April 25, 1991|By Ross Hetrick | Ross Hetrick,Evening Sun Staff

The government's policy of insuring all the deposits at large regional banks has contributed significantly to the financial problems of the Federal Deposit Insurance Corp., according to H. Furlong Baldwin, chairman and chief executive officer of Mercantile Bankshares Corp.

"It [the FDIC] would not be in the jam it is today," Baldwin told the bank's shareholders at the annual meeting yesterday.

The government's so-called "too-big-to-fail" policy was evident at the beginning of the year when regulators took over the Bank of New England, one of the largest banks in that region. Even though the FDIC insurance normally covers deposits of $100,000 or less, all deposits, regardless of their size, were covered at the Bank of New England.

The cost of paying all these accounts at the Bank of New England was a large part of the government's cost in the $2.6 billion bailout of the bank, Baldwin said. In fact, the FDIC has paid 99.5 percent of all the deposits in banks taken over by the government, he said.

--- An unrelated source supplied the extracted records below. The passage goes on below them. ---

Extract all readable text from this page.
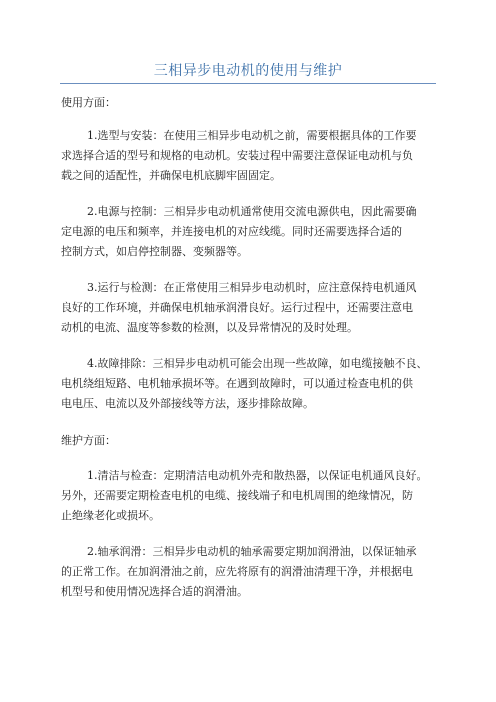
三相异步电动机的使用与维护
使用方面：
1.选型与安装：在使用三相异步电动机之前，需要根据具体的工作要
求选择合适的型号和规格的电动机。安装过程中需要注意保证电动机与负
载之间的适配性，并确保电机底脚牢固固定。
2.电源与控制：三相异步电动机通常使用交流电源供电，因此需要确
定电源的电压和频率，并连接电机的对应线缆。同时还需要选择合适的
控制方式，如启停控制器、变频器等。
3.运行与检测：在正常使用三相异步电动机时，应注意保持电机通风
良好的工作环境，并确保电机轴承润滑良好。运行过程中，还需要注意电
动机的电流、温度等参数的检测，以及异常情况的及时处理。
4.故障排除：三相异步电动机可能会出现一些故障，如电缆接触不良、
电机绕组短路、电机轴承损坏等。在遇到故障时，可以通过检查电机的供
电电压、电流以及外部接线等方法，逐步排除故障。
维护方面：
1.清洁与检查：定期清洁电动机外壳和散热器，以保证电机通风良好。
另外，还需要定期检查电机的电缆、接线端子和电机周围的绝缘情况，防
止绝缘老化或损坏。
2.轴承润滑：三相异步电动机的轴承需要定期加润滑油，以保证轴承
的正常工作。在加润滑油之前，应先将原有的润滑油清理干净，并根据电
机型号和使用情况选择合适的润滑油。
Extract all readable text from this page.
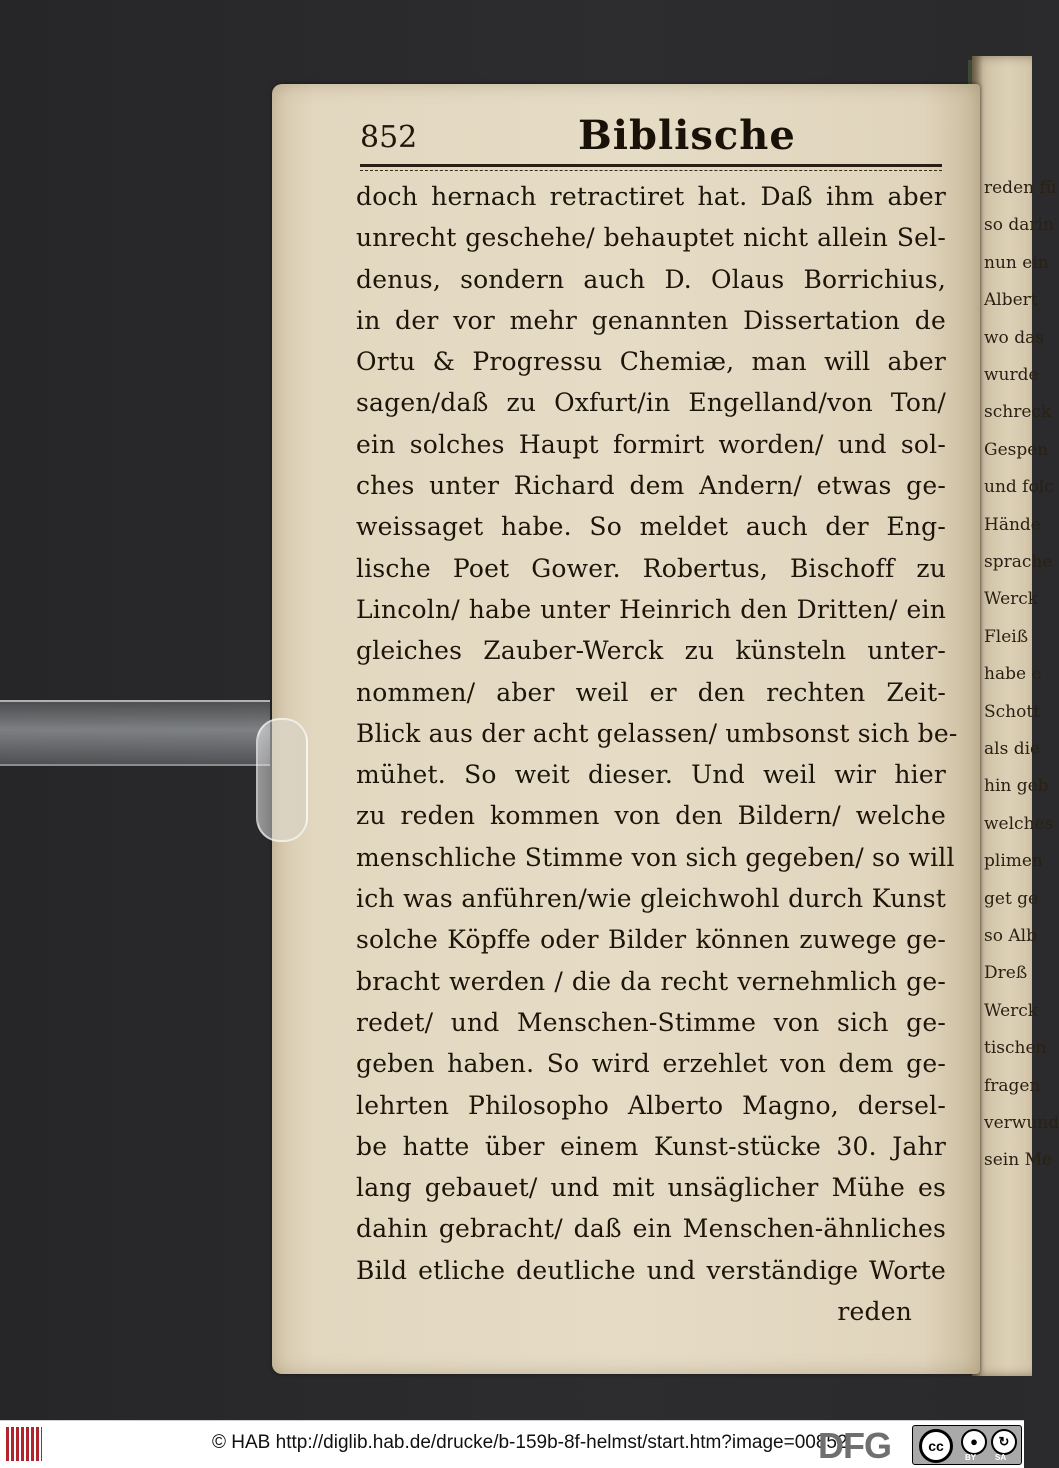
reden fü
so darin
nun ein
Albert
wo das
wurde
schreck
Gespen
und folc
Hände
sprache
Werck
Fleiß
habe e
Schott
als die
hin geb
welches
plimen
get ge
so Alb
Dreß
Werck
tischen
fragen
verwund
sein Me
852	Biblische
doch hernach retractiret hat. Daß ihm aber
unrecht geschehe/ behauptet nicht allein Sel-
denus, sondern auch D. Olaus Borrichius,
in der vor mehr genannten Dissertation de
Ortu & Progressu Chemiæ, man will aber
sagen/daß zu Oxfurt/in Engelland/von Ton/
ein solches Haupt formirt worden/ und sol-
ches unter Richard dem Andern/ etwas ge-
weissaget habe. So meldet auch der Eng-
lische Poet Gower. Robertus, Bischoff zu
Lincoln/ habe unter Heinrich den Dritten/ ein
gleiches Zauber-Werck zu künsteln unter-
nommen/ aber weil er den rechten Zeit-
Blick aus der acht gelassen/ umbsonst sich be-
mühet. So weit dieser. Und weil wir hier
zu reden kommen von den Bildern/ welche
menschliche Stimme von sich gegeben/ so will
ich was anführen/wie gleichwohl durch Kunst
solche Köpffe oder Bilder können zuwege ge-
bracht werden / die da recht vernehmlich ge-
redet/ und Menschen-Stimme von sich ge-
geben haben. So wird erzehlet von dem ge-
lehrten Philosopho Alberto Magno, dersel-
be hatte über einem Kunst-stücke 30. Jahr
lang gebauet/ und mit unsäglicher Mühe es
dahin gebracht/ daß ein Menschen-ähnliches
Bild etliche deutliche und verständige Worte
reden
© HAB http://diglib.hab.de/drucke/b-159b-8f-helmst/start.htm?image=00852
DFG	cc	●	↻
BY SA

David M. Barr, a spokesman for the FDIC, said the fund pays a high percentage of bank deposits because most of the banks taken over are merged with other banks, which assume all the deposits. He also said the FDIC only covers all of the deposits at banks that are determined to be essential to the economy of a region.

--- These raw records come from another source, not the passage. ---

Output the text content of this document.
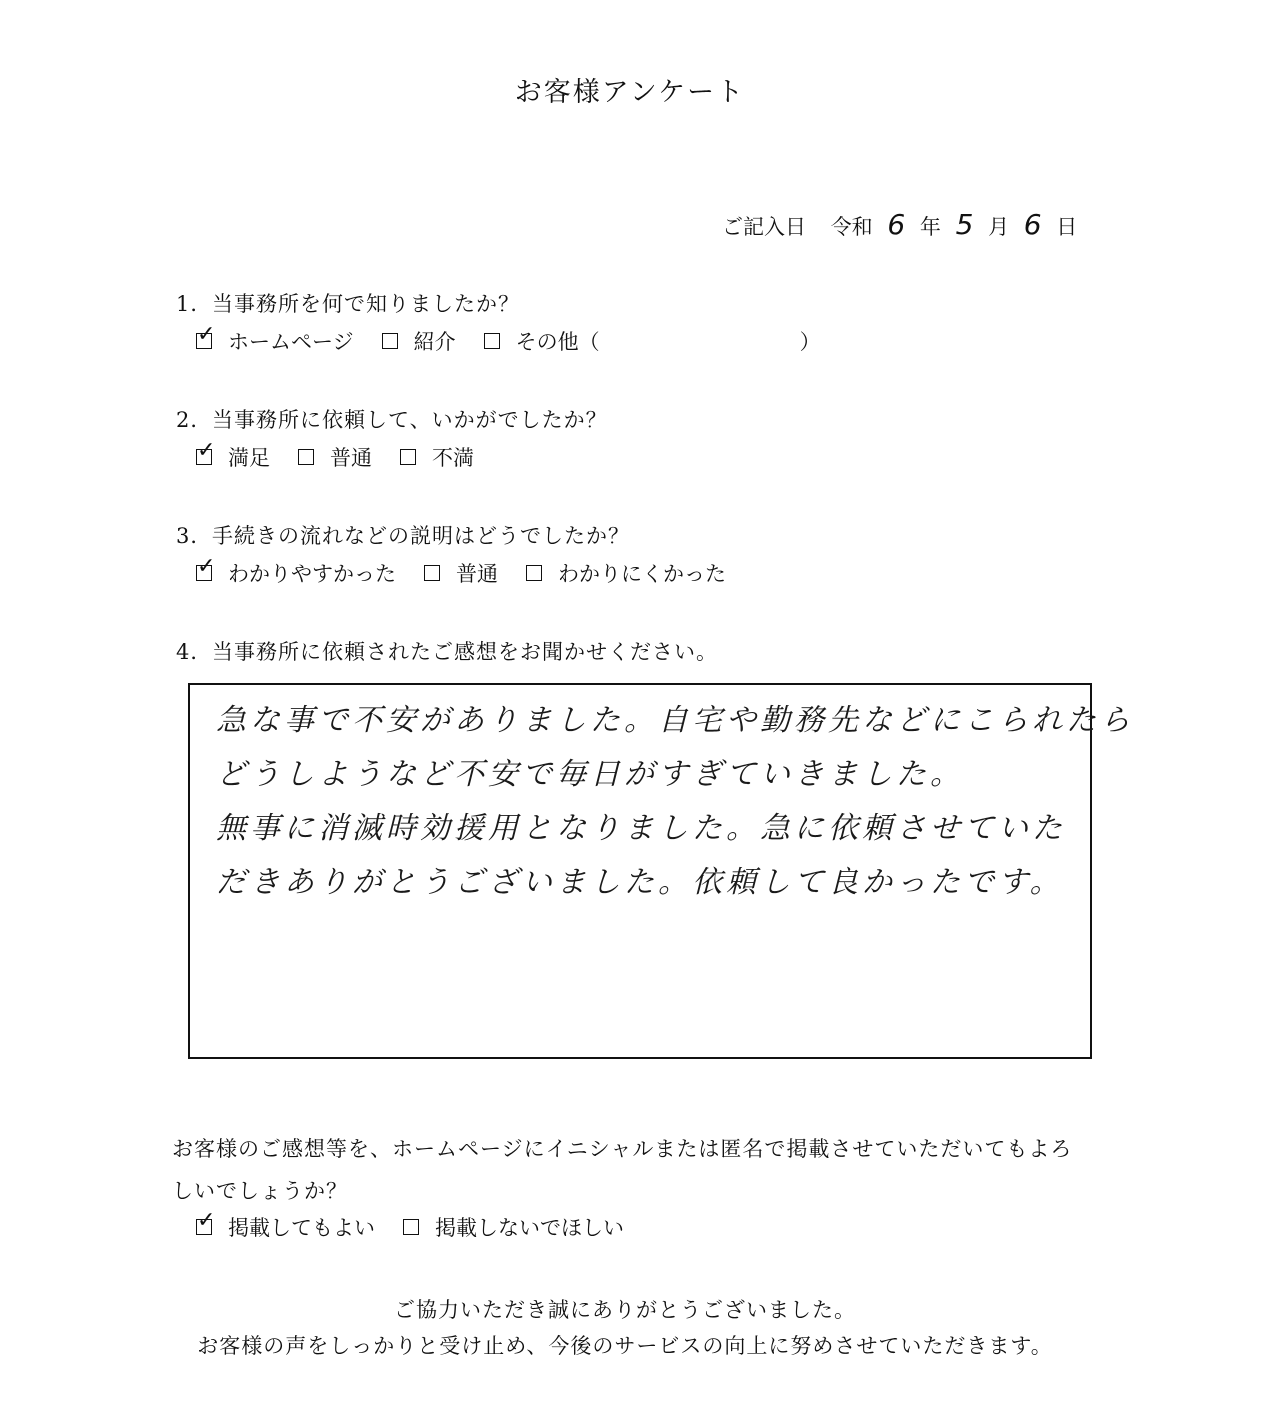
お客様アンケート
ご記入日 令和 6 年 5 月 6 日
1．当事務所を何で知りましたか？
✓
ホームページ	紹介	その他（	）
2．当事務所に依頼して、いかがでしたか？
✓
満足	普通	不満
3．手続きの流れなどの説明はどうでしたか？
✓
わかりやすかった	普通	わかりにくかった
4．当事務所に依頼されたご感想をお聞かせください。
急な事で不安がありました。自宅や勤務先などにこられたら
どうしようなど不安で毎日がすぎていきました。
無事に消滅時効援用となりました。急に依頼させていた
だきありがとうございました。依頼して良かったです。
お客様のご感想等を、ホームページにイニシャルまたは匿名で掲載させていただいてもよろしいでしょうか？
✓
掲載してもよい	掲載しないでほしい
ご協力いただき誠にありがとうございました。
お客様の声をしっかりと受け止め、今後のサービスの向上に努めさせていただきます。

As the result of payouts by the FDIC, the $8.4 billion insurance fund will be insolvent in the next year or two, government officials predict. The fund is at its lowest level in relation to deposits in its 57-year history.

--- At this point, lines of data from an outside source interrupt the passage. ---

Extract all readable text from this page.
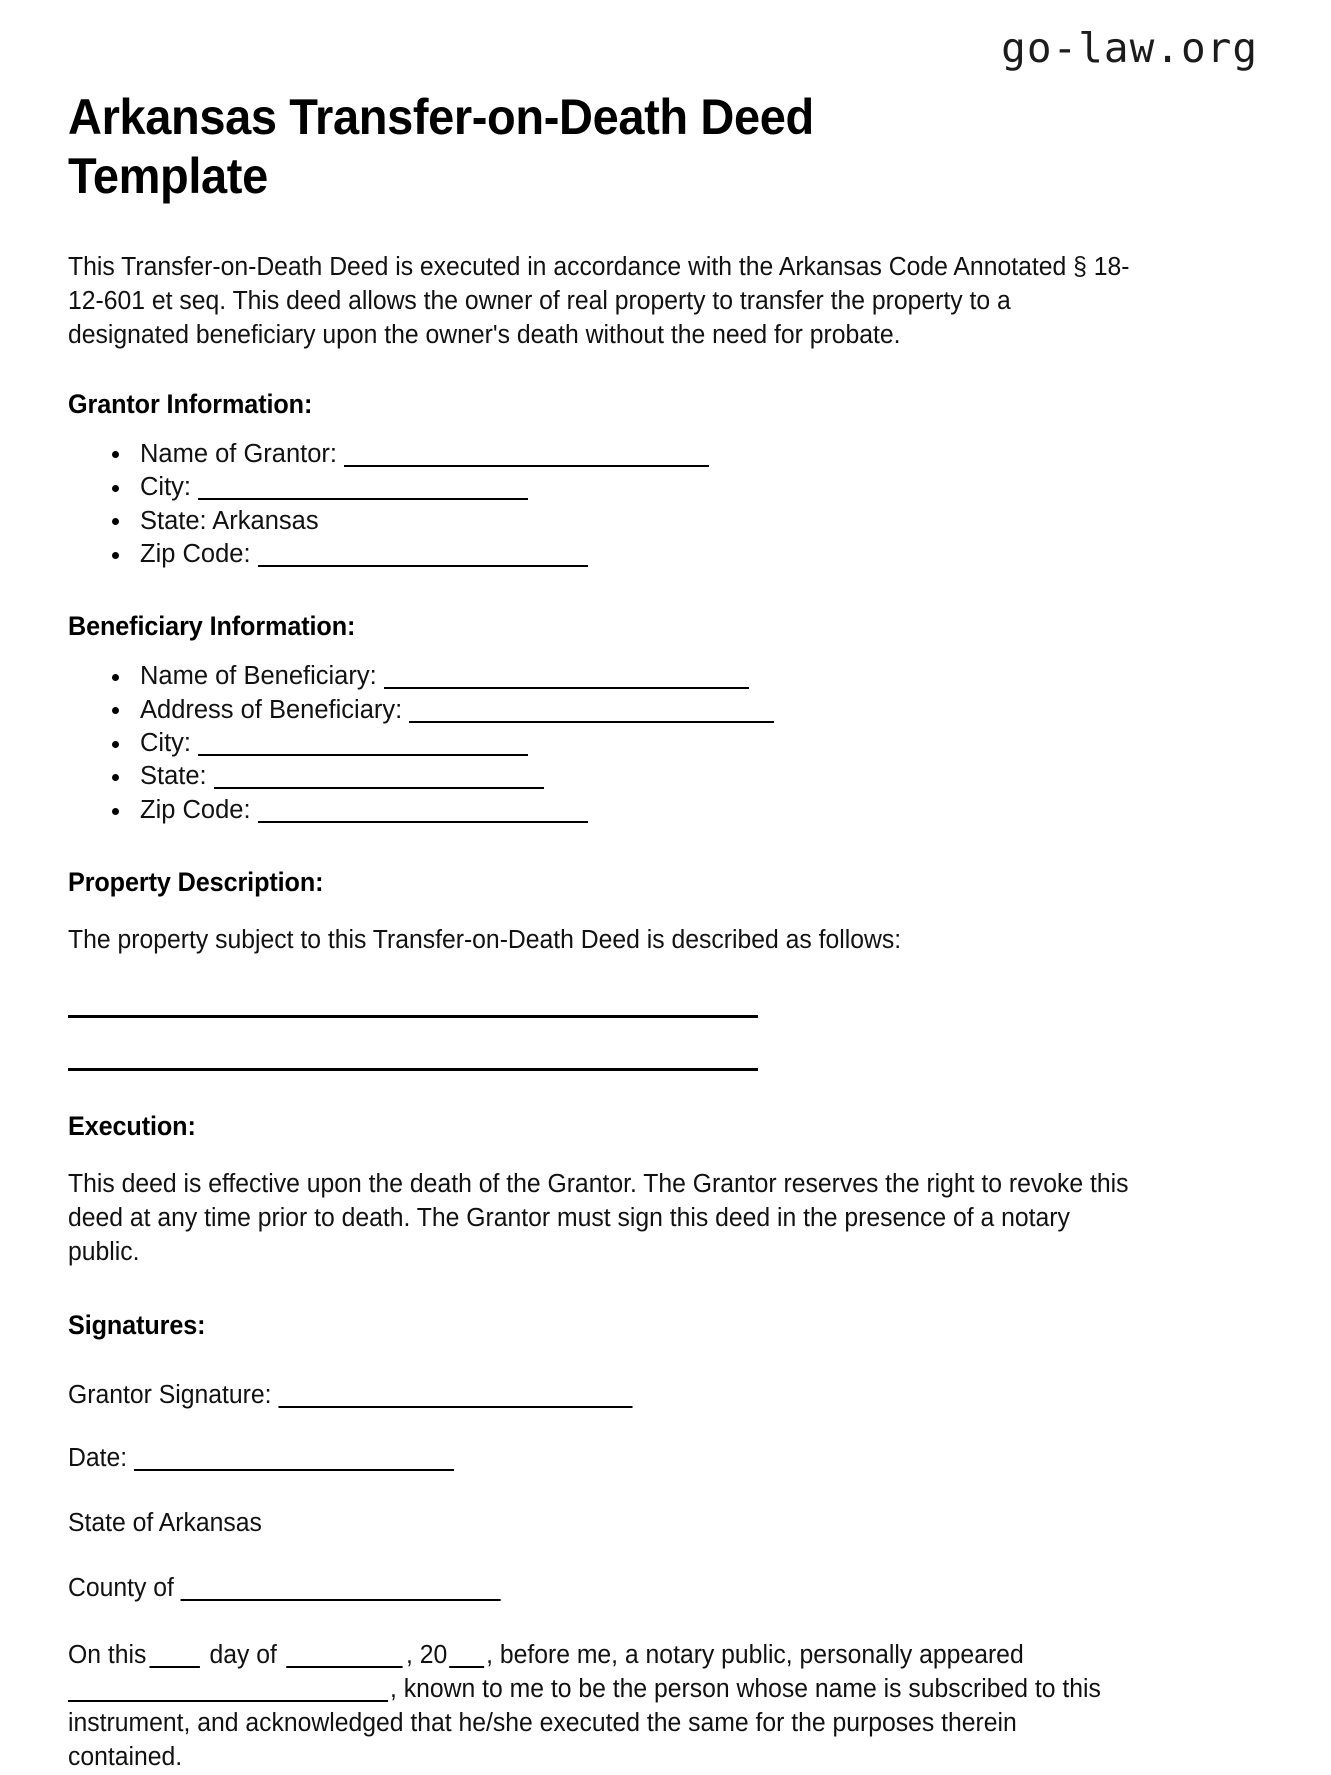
go-law.org
Arkansas Transfer-on-Death Deed Template

This Transfer-on-Death Deed is executed in accordance with the Arkansas Code Annotated § 18-12-601 et seq. This deed allows the owner of real property to transfer the property to a designated beneficiary upon the owner's death without the need for probate.

Grantor Information:
Name of Grantor:
City:
State: Arkansas
Zip Code:
Beneficiary Information:
Name of Beneficiary:
Address of Beneficiary:
City:
State:
Zip Code:
Property Description:

The property subject to this Transfer-on-Death Deed is described as follows:

Execution:

This deed is effective upon the death of the Grantor. The Grantor reserves the right to revoke this deed at any time prior to death. The Grantor must sign this deed in the presence of a notary public.

Signatures:
Grantor Signature:
Date:
State of Arkansas
County of

On this day of	, 20 , before me, a notary public, personally appeared , known to me to be the person whose name is subscribed to this instrument, and acknowledged that he/she executed the same for the purposes therein contained.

A plan pending before Congress would allow the FDIC to borrow up to $70 billion to replenish the fund. But opponents of the measure charge the loans would be the beginning of a taxpayer bailout of the fund.

If the government continues its too-big-to-fail policy, the money to cover the large accounts should come from the Federal Reserve Bank or the Treasury Department, said Baldwin. It should not come from the FDIC fund, which is supported by premiums paid by banks and intended to cover only deposits of less than $100,000. Likewise, Baldwin would exclude foreign deposits of U.S. banks from FDIC protection because banks do not pay premiums on those accounts.

Mercantile, the parent company of Mercantile-Safe Deposit and Trust Co., is considered one of the soundest large banks in the country. Despite the problems in the rest of the banking industry, the company was able to increase its profits in 1990 and in the first quarter of 1991.

The bank is the 98th largest bank in the country and its 1990 net income of $68.9 million was the 49th highest. It had the highest capital-to-asset ratio of the 100 largest banks and it wrote off the third lowest number of bad loans.

Baldwin said he expects banking problems to continue for the next six months. "It will continue to be a difficult time for the industry and your bank," he said. After the recession, he said, there will be two types of banks -- those with adequate capital and those without. Those with adequate capital will be in a position to be involved in the recovery, he said. "They will also have improved control over pricing and costs."